Can Research be ‘Anti-Colonial’?

Leona Vaughn, 8th July 2020

This research project ‘COVID 19 and Racialised Risk Narratives in South Africa, Ghana and Kenya’, was devised in a way that tried to reflect my personal and professional commitment to anti-colonial research.

The ambition to not only ‘decolonise’ how we design and deliver research (make it less Euro-centric) but also make it actively anti-colonial throughout the research process (resist colonial practices and logics), is one which underpins my design of the consultation research undertaken for the UK Collaborative on Development Research (UKCDR) and the resulting guidance on Safeguarding in International Development Research.

This guidance was designed to help the research community (researchers in institutions, civil society and independent consultants) “to anticipate, mitigate and address potential and actual harms in the funding, design, delivery and dissemination of research”.

So I applied this ‘safeguarding’ approach to a number of key areas of this research project:

1. Knowledge production

2. Equitable partnerships

3. Co-designing research

4. Co-delivering research

5. Co-analysing research

6. Co-authoring and disseminating research

This project represented an opportunity for exploration of how the racial stereotypes of the West relating to the risk and prevention of COVID 19 infection, affected Black people on the African continent. It was designed to place African voices at the heart of the research, in a bid to break the colonial trend for extractive types of research (Global North researchers gaining information from the Global South and writing about it with no Global South collaboration). The project was discussed with potential partners in South Africa, Ghana and Kenya at the very earliest idea stage.

We worked together on the project proposal and negotiated what was realistic in terms of time commitment and deliverables in the 3 month time frame.

Within this proposal we also had full transparency and discussions on equitable rates of pay and how payment needed to happen in relation to timing, to ensure partners were not financially harmed by avoidable delays.

The methodology was discussed to ensure achievability during a worldwide lockdown – for example, that it wasn’t going to place partners in any physical danger and was manageable in relation to the need for consistent wi-fi or power, when many countries were experiencing outages.

As a result of these conversations, I built into the funding application a cost for external hard drives, so that partners could ensure they had saved their work even if electricity or Wi-Fi failed. I also ensured that partners could access the university online library to address the lack of access they may experience when relevant articles or newspapers needed for the research were behind paywalls/incurred a cost.

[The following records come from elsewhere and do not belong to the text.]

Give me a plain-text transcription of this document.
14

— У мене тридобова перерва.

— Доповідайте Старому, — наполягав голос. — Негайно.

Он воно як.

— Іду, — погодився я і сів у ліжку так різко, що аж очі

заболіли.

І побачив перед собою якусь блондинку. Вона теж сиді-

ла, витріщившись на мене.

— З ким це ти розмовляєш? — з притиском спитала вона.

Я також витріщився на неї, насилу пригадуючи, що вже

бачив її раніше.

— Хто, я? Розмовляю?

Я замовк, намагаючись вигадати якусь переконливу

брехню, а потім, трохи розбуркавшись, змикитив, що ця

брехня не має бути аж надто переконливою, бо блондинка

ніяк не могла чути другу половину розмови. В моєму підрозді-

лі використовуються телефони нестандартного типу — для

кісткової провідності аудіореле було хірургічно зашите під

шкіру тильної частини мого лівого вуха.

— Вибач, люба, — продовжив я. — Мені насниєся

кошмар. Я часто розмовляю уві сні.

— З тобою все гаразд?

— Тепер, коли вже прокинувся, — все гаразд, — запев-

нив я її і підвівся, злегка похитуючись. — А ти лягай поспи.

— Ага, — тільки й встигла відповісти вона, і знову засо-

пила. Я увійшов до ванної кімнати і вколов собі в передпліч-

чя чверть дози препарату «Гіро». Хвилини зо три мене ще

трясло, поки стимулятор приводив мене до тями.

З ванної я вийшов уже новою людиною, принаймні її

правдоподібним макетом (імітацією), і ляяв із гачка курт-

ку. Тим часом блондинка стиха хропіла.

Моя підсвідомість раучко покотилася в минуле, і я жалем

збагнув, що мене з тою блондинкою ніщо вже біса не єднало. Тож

In anticipation of the ethical dilemmas which could arise if assumed hierarchies were not addressed (e.g. academic/non-academic, Northern/Southern), we had an open discussion as a team to ensure everyone was comfortable. This was a way to acknowledge power dynamics explicitly, rather than just assume that partners would be at ease with identifying and negotiating any dilemmas which arose.

From the beginning, everyone knew their role and what they contributed We didn’t have any ‘expertise’ hierarchies, but rather a discussion on how we draw on everyone’s strengths and build knowledge within the team. This established mutual respect throughout the collaboration.

In my first blog I reflected on my role and privilege, and the potential for a North/South colonial approach to creep in to our project without proper consideration of how power dynamics appear. I was very upfront about these concerns. We didn’t just talk about it, we took some concrete action. The weekly team meetings were chaired in rotation by the Africa-based partners. If one partner had problems with connection or electricity, due to their location or shortages in their area, we rearranged a time when everyone could attend. We all placed our work on a shared drive for everyone to feedback on – not just the academics ‘marking’ partners work. We collectively analysed the data we collected, checking out if our perspectives or interpretations were in step with those partners with local knowledge and understanding. We talked early on about the need for safeguarding partners from negative comeback, to acknowledge that it may be a politically sensitive issue to write about in some contexts.

We set up this website, which can be a standalone entity used by the research partners at any point, and is accessibly written for an international audience. This includes space to place all of our data (archive) on here when the project is over. This will mean that other researchers in the regions can analyse what we found at any time in the future.

Our analysis report is being written collectively and co-authored, but partners in each country are single-authoring their country reports to increase their visibility and give them a resource to use in their work locally. This will also help with disseminating the findings appropriately.

We started to seek out opportunities for publications, conferences and future funding from the outset of the project. We wrote abstracts collectively. We asked for the conferences we submitted to, to allow for virtual presentations so that all partners could attend irrespective of the possible barriers of cost or location.

This journey has been one of mutual learning – no single one of us had all the answers to how we guarded against power imbalances.

Instead we acknowledged them as they appeared, big and small, discussed them with empathy and worked through how to change the dynamic.

Constantly.

That was the biggest lesson about properly ethical and anti-colonial work. We have to keep actively doing it.

Even when its uncomfortable or outside of our professional cultural norms and traditions.